Some GOs are not in any of the three namespaces (Molecular Function, Cellular Component, Biological Process)

To print out the list of GOs with their namespace missing in Guile:

(use-modules (opencog) (opencog exec) (opencog bioscience))

;  change the below paths as needed
(primitive-load "GO_2020-04-01.scm")
(primitive-load "GO_annotation_gene-level_2020-04-01.scm")
(primitive-load "Go-Plus-GO_2020-05-04.scm")

(for-each
  (lambda (go)
    (if (null? (cog-outgoing-set
          (cog-execute!
            (Get
              (TypedVariable (Variable "$x") (Type "ConceptNode"))
              (Evaluation (Predicate "GO_namespace") (List go (Variable "$x")))))))
      (format #t "~a\n" (cog-name go))))
  (filter
    (lambda (c)
      (string-prefix? "GO:" (cog-name c)))
    (cog-get-atoms 'ConceptNode)))
leungmanhin commented 4 years ago

I see that there are 44519 GOs in GO_2020-04-01.scm, and they all come with namespaces.

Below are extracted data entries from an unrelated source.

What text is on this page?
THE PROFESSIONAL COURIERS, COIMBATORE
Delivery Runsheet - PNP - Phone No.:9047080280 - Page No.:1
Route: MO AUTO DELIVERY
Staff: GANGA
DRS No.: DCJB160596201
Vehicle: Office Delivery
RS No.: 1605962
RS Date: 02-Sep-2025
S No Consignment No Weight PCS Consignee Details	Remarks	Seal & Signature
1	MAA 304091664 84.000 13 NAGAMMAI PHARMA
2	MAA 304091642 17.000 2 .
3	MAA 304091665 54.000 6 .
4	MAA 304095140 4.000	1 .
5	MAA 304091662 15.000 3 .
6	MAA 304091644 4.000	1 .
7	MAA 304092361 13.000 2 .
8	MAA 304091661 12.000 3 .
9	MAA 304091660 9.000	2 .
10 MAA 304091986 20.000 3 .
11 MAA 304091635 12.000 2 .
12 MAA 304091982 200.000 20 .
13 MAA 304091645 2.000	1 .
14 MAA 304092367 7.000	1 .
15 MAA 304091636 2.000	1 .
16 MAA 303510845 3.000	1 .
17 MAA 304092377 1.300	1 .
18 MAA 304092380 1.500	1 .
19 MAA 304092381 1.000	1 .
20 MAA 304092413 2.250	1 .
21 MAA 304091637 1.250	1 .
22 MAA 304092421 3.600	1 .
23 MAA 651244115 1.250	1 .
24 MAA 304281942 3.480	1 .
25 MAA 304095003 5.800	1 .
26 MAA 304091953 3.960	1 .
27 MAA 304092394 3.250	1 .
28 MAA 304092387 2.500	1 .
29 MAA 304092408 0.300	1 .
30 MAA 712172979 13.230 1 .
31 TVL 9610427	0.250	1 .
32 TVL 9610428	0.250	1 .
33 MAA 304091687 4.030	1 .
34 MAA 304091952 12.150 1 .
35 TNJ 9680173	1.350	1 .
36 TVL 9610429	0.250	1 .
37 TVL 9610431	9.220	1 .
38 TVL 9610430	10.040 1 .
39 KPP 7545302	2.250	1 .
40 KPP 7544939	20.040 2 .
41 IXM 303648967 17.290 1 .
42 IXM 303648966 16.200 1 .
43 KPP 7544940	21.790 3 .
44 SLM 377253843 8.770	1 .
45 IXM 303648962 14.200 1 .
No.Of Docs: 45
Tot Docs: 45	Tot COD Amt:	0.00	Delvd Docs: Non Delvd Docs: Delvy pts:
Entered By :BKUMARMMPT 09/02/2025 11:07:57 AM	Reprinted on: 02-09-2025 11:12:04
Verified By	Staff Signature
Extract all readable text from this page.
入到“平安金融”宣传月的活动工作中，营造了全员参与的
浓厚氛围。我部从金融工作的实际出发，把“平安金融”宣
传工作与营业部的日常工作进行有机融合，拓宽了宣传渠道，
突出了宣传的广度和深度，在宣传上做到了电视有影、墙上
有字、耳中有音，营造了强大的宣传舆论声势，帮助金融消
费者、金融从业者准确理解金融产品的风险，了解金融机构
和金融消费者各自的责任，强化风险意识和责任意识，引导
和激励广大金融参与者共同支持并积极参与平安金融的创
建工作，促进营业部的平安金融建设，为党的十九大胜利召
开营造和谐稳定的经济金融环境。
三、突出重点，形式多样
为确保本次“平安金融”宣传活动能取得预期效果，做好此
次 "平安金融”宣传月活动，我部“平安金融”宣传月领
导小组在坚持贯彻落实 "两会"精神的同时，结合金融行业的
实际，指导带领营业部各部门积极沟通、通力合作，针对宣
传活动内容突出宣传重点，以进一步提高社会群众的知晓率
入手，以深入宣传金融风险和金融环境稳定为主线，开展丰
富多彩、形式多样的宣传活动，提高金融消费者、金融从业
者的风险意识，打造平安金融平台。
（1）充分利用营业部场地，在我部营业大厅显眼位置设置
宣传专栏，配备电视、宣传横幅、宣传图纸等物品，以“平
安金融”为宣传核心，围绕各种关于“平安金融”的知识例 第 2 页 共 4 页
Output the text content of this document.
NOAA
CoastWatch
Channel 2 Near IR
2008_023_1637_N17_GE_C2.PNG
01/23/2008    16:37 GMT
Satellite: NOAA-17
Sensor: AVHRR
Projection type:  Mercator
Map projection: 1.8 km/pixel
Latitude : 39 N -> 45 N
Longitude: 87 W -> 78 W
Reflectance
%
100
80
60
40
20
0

After loading GO_annotation_gene-level_2020-04-01.scm, 10 extra GOs are added:

GO:0005072
GO:0042623
GO:0030702
GO:0030617
GO:0030616
GO:0006343
GO:0070869
GO:0030618
GO:0004584
GO:0098740

After loading Go-Plus-GO_2020-05-04.scm, 30 more are added:

GO:0140453
GO:0062235
GO:0140458
GO:0140451
GO:0140449
GO:0062239
GO:0062237
GO:0106258
GO:0062240
GO:0140457
GO:0062236
GO:0140454
GO:0062241
GO:0140447
GO:0062242
GO:0140450
GO:0140455
GO:0062238
GO:0106257
GO:0062243
GO:0140460
GO:0062244
GO:0140459
GO:0062246
GO:0140456
GO:0106259
GO:0140448
GO:0062245
GO:0062247
GO:0140446

It's these extra ones that come from files other than the GO-<date>.scm has no namespace associated.